4. The method according to claim 1, wherein the preset length of time refers to a range of 20-40 seconds.

5. The method according to claim 1, wherein the method further comprises:

transmitting, by the telephone set, detected in-position state information of the telephone set user to a server; and

publishing, by the server, the in-position state information of the user to another user that subscribes to the in-position state information of the user.

6. An apparatus for detecting an in-position state of a telephone set user, comprising:

an infrared sensor configured to:

sense whether a person moves within a detection range of the infrared sensor;

output a pulse electrical signal when the person moves; and

output an unchanged level if no person moves;

a comparator configured to:

receive the pulse electrical signal or unchanged level output by the infrared sensor; and

compare a voltage of a received signal with a minimum sensible voltage when a body of the person is stationary; and

a determination module configured to:

determine whether the voltage of an electrical signal is greater than the minimum sensible voltage within a preset length of time;

determine that the user is in position when it is determined that the voltage of the electrical signal is greater than the minimum sensible voltage within the preset length of time; and

determine that the user is not in position when it is not determined that the voltage of the electrical signal is greater than the minimum sensible voltage within the preset length of time.

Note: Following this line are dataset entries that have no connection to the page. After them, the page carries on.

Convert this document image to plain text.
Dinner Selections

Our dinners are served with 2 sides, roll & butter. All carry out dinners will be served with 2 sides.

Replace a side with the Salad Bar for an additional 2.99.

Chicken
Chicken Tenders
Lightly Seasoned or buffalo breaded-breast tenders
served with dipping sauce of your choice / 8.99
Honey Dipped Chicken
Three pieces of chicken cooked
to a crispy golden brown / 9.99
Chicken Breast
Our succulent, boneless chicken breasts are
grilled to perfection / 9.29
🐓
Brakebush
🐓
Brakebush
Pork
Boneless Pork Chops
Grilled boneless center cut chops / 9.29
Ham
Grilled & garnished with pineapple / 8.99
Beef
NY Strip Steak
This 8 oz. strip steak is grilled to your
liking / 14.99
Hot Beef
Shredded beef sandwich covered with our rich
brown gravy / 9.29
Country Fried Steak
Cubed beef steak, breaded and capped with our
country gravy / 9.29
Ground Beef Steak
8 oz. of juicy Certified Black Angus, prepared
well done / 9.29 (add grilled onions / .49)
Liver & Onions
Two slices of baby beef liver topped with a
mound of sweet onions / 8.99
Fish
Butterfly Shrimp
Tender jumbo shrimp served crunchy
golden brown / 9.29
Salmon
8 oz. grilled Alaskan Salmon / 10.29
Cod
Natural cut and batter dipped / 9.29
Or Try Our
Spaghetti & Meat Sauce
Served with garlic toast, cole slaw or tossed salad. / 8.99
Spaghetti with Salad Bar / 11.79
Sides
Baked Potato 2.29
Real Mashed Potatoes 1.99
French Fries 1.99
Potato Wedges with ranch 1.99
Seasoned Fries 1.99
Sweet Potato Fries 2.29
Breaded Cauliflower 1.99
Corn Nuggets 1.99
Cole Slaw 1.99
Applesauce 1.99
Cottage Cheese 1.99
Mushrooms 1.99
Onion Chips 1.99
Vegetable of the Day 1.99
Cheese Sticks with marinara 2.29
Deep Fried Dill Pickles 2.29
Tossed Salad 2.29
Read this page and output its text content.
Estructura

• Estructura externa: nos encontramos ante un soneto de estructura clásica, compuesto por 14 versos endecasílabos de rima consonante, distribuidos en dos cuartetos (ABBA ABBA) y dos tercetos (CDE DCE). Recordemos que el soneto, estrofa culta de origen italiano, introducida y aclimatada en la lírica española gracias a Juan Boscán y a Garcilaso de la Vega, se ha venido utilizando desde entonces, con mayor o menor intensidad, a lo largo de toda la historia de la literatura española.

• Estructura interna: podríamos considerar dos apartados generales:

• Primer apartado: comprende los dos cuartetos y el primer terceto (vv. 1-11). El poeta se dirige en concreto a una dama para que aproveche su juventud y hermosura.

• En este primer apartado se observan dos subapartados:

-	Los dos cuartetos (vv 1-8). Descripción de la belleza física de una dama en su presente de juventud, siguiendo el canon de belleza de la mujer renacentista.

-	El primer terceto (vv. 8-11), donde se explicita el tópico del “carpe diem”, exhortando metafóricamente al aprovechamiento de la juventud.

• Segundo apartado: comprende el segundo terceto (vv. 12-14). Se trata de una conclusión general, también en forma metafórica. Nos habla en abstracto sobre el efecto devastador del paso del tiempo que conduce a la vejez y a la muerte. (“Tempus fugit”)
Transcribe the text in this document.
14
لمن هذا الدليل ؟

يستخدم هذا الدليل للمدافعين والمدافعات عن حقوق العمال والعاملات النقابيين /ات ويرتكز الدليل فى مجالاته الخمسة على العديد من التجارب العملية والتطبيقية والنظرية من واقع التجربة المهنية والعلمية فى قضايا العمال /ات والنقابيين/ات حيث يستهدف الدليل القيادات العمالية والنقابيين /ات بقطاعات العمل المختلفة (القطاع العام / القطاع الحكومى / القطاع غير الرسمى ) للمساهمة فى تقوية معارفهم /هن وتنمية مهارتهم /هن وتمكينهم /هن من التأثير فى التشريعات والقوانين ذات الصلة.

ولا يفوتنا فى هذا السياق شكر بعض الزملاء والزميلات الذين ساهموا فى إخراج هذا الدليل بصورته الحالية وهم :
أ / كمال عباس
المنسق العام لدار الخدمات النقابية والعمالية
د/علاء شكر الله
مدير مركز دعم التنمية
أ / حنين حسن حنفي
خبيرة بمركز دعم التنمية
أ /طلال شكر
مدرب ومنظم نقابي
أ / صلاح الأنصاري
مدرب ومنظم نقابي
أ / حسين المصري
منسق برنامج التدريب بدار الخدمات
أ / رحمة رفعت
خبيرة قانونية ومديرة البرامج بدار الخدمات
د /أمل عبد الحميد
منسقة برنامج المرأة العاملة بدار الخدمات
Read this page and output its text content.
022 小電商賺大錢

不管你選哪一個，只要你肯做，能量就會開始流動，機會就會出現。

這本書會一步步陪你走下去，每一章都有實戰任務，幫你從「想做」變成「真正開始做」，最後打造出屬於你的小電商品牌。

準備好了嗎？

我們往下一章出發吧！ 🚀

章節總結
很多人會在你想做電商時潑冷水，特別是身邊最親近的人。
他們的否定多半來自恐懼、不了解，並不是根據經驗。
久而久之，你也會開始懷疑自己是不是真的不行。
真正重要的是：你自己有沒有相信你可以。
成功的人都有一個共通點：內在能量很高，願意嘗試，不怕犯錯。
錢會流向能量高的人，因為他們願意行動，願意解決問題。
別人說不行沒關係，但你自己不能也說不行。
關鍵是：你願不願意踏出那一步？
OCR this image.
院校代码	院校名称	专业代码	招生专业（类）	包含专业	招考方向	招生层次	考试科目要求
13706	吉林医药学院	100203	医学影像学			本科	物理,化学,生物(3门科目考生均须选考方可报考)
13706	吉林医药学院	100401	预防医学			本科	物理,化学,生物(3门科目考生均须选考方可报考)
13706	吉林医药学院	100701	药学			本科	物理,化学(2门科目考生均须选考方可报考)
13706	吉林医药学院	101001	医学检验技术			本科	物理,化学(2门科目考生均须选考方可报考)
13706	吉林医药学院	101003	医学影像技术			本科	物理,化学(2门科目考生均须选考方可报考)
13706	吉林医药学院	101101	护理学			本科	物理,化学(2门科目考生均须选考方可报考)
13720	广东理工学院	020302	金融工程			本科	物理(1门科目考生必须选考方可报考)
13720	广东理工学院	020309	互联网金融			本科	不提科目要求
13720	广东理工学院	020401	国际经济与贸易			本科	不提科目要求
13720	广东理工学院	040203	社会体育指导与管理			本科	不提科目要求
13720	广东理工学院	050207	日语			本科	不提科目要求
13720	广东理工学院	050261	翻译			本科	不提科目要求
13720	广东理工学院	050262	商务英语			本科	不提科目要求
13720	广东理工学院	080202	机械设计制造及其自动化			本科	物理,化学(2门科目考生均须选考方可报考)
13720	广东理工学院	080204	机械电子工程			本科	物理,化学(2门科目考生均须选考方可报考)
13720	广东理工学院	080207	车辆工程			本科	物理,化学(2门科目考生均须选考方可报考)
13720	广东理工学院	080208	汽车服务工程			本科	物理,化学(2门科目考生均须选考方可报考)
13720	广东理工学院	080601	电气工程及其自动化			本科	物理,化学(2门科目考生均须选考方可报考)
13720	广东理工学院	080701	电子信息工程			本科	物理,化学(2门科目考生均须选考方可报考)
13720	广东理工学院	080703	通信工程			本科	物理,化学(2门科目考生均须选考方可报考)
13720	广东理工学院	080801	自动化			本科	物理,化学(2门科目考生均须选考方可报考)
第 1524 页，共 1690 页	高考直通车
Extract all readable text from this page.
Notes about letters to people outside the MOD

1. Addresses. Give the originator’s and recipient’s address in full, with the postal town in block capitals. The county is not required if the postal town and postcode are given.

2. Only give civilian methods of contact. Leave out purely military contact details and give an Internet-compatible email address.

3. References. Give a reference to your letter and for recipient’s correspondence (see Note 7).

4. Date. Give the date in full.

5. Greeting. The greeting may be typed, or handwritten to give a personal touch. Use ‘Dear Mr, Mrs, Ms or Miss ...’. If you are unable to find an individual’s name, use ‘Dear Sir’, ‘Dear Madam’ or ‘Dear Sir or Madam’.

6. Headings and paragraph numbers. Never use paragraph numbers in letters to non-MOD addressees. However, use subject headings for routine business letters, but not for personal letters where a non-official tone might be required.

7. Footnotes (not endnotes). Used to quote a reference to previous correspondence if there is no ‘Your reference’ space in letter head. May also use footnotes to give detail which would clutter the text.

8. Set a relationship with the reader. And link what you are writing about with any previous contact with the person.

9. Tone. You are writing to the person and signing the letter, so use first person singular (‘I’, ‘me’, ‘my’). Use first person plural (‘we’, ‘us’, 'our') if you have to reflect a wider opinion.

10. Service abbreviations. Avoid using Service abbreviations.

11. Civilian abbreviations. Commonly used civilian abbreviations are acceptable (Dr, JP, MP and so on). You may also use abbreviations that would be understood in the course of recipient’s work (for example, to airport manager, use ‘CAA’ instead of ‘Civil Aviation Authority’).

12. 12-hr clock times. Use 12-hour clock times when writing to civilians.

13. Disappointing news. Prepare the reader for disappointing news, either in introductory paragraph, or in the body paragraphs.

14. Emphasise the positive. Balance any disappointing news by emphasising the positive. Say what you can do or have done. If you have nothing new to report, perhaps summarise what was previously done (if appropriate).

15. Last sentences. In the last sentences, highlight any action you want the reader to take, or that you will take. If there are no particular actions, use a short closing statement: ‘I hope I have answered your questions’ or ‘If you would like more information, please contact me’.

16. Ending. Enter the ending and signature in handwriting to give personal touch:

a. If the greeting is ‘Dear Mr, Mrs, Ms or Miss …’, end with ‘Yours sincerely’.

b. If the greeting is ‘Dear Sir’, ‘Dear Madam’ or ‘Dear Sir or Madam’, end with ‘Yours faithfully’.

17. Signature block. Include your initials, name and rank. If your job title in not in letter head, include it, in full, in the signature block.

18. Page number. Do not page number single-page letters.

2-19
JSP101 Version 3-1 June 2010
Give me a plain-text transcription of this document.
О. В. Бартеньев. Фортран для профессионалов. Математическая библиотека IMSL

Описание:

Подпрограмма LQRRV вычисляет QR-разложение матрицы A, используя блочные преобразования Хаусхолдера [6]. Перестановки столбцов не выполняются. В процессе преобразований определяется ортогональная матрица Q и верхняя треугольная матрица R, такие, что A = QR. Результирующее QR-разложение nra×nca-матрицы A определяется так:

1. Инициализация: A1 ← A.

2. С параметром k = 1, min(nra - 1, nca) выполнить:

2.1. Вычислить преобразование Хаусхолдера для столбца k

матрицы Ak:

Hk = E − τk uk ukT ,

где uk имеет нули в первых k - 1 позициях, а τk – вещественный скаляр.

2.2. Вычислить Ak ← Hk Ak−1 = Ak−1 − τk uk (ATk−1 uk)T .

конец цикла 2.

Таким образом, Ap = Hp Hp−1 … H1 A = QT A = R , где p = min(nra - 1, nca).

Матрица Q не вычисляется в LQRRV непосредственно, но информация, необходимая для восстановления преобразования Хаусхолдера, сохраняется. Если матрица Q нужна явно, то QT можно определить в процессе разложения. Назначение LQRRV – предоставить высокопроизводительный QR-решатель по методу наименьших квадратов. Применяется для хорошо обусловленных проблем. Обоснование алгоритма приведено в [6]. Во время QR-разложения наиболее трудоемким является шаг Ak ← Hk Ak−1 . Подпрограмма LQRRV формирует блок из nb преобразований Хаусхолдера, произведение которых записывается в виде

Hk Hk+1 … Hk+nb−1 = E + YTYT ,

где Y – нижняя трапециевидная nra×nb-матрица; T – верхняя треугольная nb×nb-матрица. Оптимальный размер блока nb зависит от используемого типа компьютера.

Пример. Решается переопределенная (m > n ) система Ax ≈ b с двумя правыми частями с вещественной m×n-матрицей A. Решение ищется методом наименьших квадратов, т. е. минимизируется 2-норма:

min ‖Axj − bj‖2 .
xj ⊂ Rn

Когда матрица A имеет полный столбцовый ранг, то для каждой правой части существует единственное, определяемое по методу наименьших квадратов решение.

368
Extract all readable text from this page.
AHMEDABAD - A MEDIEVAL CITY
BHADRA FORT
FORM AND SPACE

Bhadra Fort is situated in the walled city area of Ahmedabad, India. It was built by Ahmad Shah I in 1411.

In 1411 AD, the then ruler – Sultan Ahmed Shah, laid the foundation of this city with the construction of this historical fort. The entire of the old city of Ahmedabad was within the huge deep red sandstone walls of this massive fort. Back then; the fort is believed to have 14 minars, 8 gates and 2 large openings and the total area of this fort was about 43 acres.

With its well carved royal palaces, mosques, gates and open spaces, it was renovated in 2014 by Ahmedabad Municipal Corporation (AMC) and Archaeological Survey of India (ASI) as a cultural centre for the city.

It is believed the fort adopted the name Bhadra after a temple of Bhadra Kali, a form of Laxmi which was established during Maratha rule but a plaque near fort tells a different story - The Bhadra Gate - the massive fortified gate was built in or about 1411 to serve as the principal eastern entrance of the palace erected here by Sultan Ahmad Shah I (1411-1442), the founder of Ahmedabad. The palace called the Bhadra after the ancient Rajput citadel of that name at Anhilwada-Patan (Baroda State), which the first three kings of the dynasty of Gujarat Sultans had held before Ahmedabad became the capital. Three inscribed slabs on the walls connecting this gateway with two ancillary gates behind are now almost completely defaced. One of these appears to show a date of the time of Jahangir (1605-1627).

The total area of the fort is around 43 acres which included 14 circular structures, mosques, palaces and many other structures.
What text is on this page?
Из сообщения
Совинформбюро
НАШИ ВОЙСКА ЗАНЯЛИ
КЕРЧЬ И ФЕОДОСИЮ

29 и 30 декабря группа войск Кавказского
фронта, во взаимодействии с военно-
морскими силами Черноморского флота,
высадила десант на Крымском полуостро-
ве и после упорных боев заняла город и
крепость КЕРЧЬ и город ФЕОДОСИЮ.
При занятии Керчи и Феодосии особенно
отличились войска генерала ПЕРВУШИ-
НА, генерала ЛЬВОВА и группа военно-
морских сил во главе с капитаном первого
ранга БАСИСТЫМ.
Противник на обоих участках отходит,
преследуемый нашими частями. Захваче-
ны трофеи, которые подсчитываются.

7. The apparatus according to claim 5, wherein the apparatus is an Internet Protocol (IP) telephone set.

8. The apparatus according to claim 7, wherein the apparatus further comprises a processor configured to:

control operation of the IP telephone set; and

transmit in-position state information of a user of the IP telephone set to a server.

9. The apparatus according to claim 6, wherein the preset length of time refers to a range of 10-200 seconds.

10. The apparatus according to claim 6, wherein the preset length of time refers to a range of 20-40 seconds.

11. A telephone communication system, comprising:

a telephone set;

a telephone exchange; and

a server,

wherein the telephone set and the telephone set are connected to the telephone exchange by using a wired or wireless network,

wherein the telephone set further comprises an infrared sensor configured to sense an in-position state of a user within a detection range of the infrared sensor,

wherein the telephone set transmits in-position state information of the user to the server, and

wherein the server publishes, over a network, the in-position state information of the user of the telephone set to the telephone set that subscribes to the in-position state information of the user.

12. The system according to claim 9, wherein the telephone set further comprises:

a comparator configured to:

receive a pulse electrical signal or an unchanged level output by the infrared sensor; and

compare the received signal with a minimum sensible voltage when there is a person on a user seat of the telephone set and a body of a person is stationary; and

a determination module configured to:

determine whether it is detected within a preset length of time that a voltage of the electrical signal is greater than the minimum sensible voltage;

determine that a telephone set user is in position when it is detected within the preset length of time that the voltage of the electrical signal is greater than the minimum sensible voltage; and

determine that the telephone set user is not in position when it is not detected within the preset length of time that the voltage of the electrical signal is greater than the minimum sensible voltage.